Nevertheless, the impact of PPP projects has been mixed. As stated by McCarthy, at their best, PPPs can provide rapid injections of cash from private financiers, delivery of quality services, and overall cost-effectiveness the public sector can’t achieve on its own. But at their worst, PPPs can also drive up costs, under-deliver services, harm the public interest, and introduce new opportunities for fraud, collusion, and corruption.

Good governance in managing PPPs thus seems essential to ensure that the private sector’s involvement yields the maximum benefit for the society.

Key requirements for good governance in PPP projects include, inter alia: (i) competitively selecting the strategic private investor, (ii) properly disclosing relevant information to the public, and (iii) having a regulatory entity appropriately oversee the contractual agreements over the life of the concession.

Competitive bidding. Open and transparent competitive bidding is usually perceived as a prerequisite to ensuring the efficient allocation and use of scarce public resources. The use of international competitive bidding is highly recommended.

In cases where competition is perceived to be relatively limited and the environment is prone to collusion, some innovative approach in the procurement process may lead to better results. In the selection of concessionaires under the second phase of the Brazilian federal road concession program, which led to substantially lower toll rates than the first phase, the selection was carried out by the Sao Paulo Stock Exchange through an auction.

Disclosure. Full disclosure of concession agreements, an indication of good governance, helps ensure that the users know what to expect from the facility under concession, thus increasing transparency in the role of the regulator. Nevertheless, not all concession contracts are open to public scrutiny. Excuses range from a claimed need for confidentiality to the cost of photocopying.

In one country in Central and Eastern Europe, the main text of a concession agreement was published but key annexes including financial and technical obligations of the concessionaire were not open to the public. In a Latin American country, the full final draft of the concession agreements are published, but the signed version is kept confidential.

Long-term monitoring. More than two centuries ago Adam Smith wrote that “a high road, though entirely neglected, does not become altogether impassable.

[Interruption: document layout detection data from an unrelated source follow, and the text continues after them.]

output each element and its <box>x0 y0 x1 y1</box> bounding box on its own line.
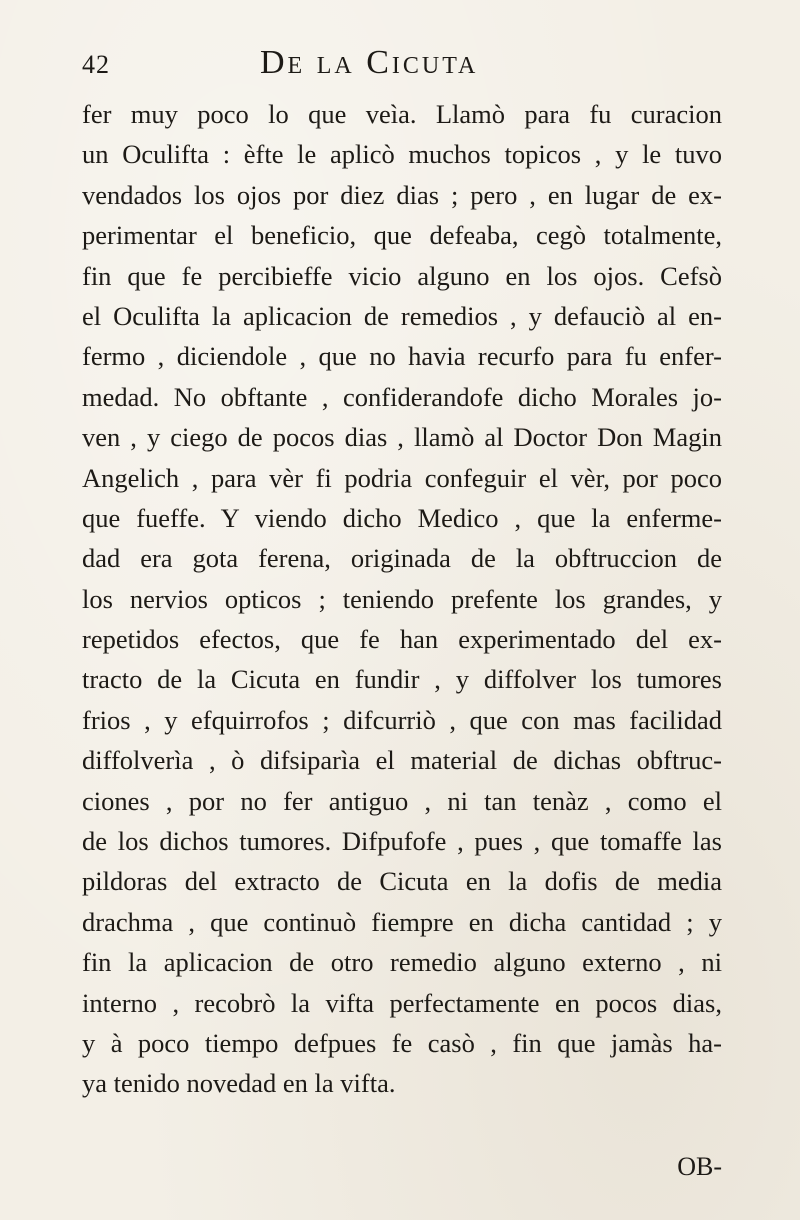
text-line: fin la aplicacion de otro remedio alguno externo , ni <box>82 947 722 978</box>
page-number: 42 <box>82 50 110 79</box>
text-line: vendados los ojos por diez dias ; pero , en lugar de ex- <box>82 179 722 210</box>
body-text <box>82 94 722 1104</box>
text-line: los nervios opticos ; teniendo prefente los grandes, y <box>82 583 722 614</box>
text-line: diffolverìa , ò difsiparìa el material de dichas obftruc- <box>82 745 722 776</box>
text-line: fer muy poco lo que veìa. Llamò para fu curacion <box>82 99 722 129</box>
text-line: ya tenido novedad en la vifta. <box>82 1068 396 1099</box>
text-line: frios , y efquirrofos ; difcurriò , que con mas facilidad <box>82 704 722 735</box>
text-line: ciones , por no fer antiguo , ni tan tenàz , como el <box>82 785 722 816</box>
text-line: ven , y ciego de pocos dias , llamò al Doctor Don Magin <box>82 422 722 453</box>
text-line: fin que fe percibieffe vicio alguno en los ojos. Cefsò <box>82 260 722 291</box>
running-head <box>82 44 722 84</box>
text-line: dad era gota ferena, originada de la obftruccion de <box>82 543 722 574</box>
text-line: drachma , que continuò fiempre en dicha cantidad ; y <box>82 906 722 937</box>
text-line: el Oculifta la aplicacion de remedios , y defauciò al en- <box>82 300 722 331</box>
text-line: repetidos efectos, que fe han experimentado del ex- <box>82 624 722 655</box>
text-line: tracto de la Cicuta en fundir , y diffolver los tumores <box>82 664 722 695</box>
text-line: interno , recobrò la vifta perfectamente en pocos dias, <box>82 987 722 1018</box>
text-line: perimentar el beneficio, que defeaba, cegò totalmente, <box>82 220 722 251</box>
text-line: y à poco tiempo defpues fe casò , fin que jamàs ha- <box>82 1027 722 1058</box>
text-line: fermo , diciendole , que no havia recurfo para fu enfer- <box>82 341 722 372</box>
text-line: pildoras del extracto de Cicuta en la dofis de media <box>82 866 722 897</box>
catchword: OB- <box>677 1152 722 1181</box>
text-line: un Oculifta : èfte le aplicò muchos topicos , y le tuvo <box>82 139 722 170</box>
text-line: de los dichos tumores. Difpufofe , pues , que tomaffe las <box>82 826 722 857</box>
text-line: Angelich , para vèr fi podria confeguir el vèr, por poco <box>82 462 722 493</box>
running-title: De la Cicuta <box>260 44 479 81</box>
text-line: medad. No obftante , confiderandofe dicho Morales jo- <box>82 381 722 412</box>
text-line: que fueffe. Y viendo dicho Medico , que la enferme- <box>82 502 722 533</box>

The proprietors of the tolls upon a high road, therefore, might neglect altogether the repair of the road, and yet continue to levy very nearly the same tolls.”

To avoid such situations, which might occur even today, many countries have established regulatory agencies that monitor the performance of infrastructure facilities under concession. For example in 2001 Brazil established the National Agency for Land Transport, which, inter alia, monitors federal road concessions.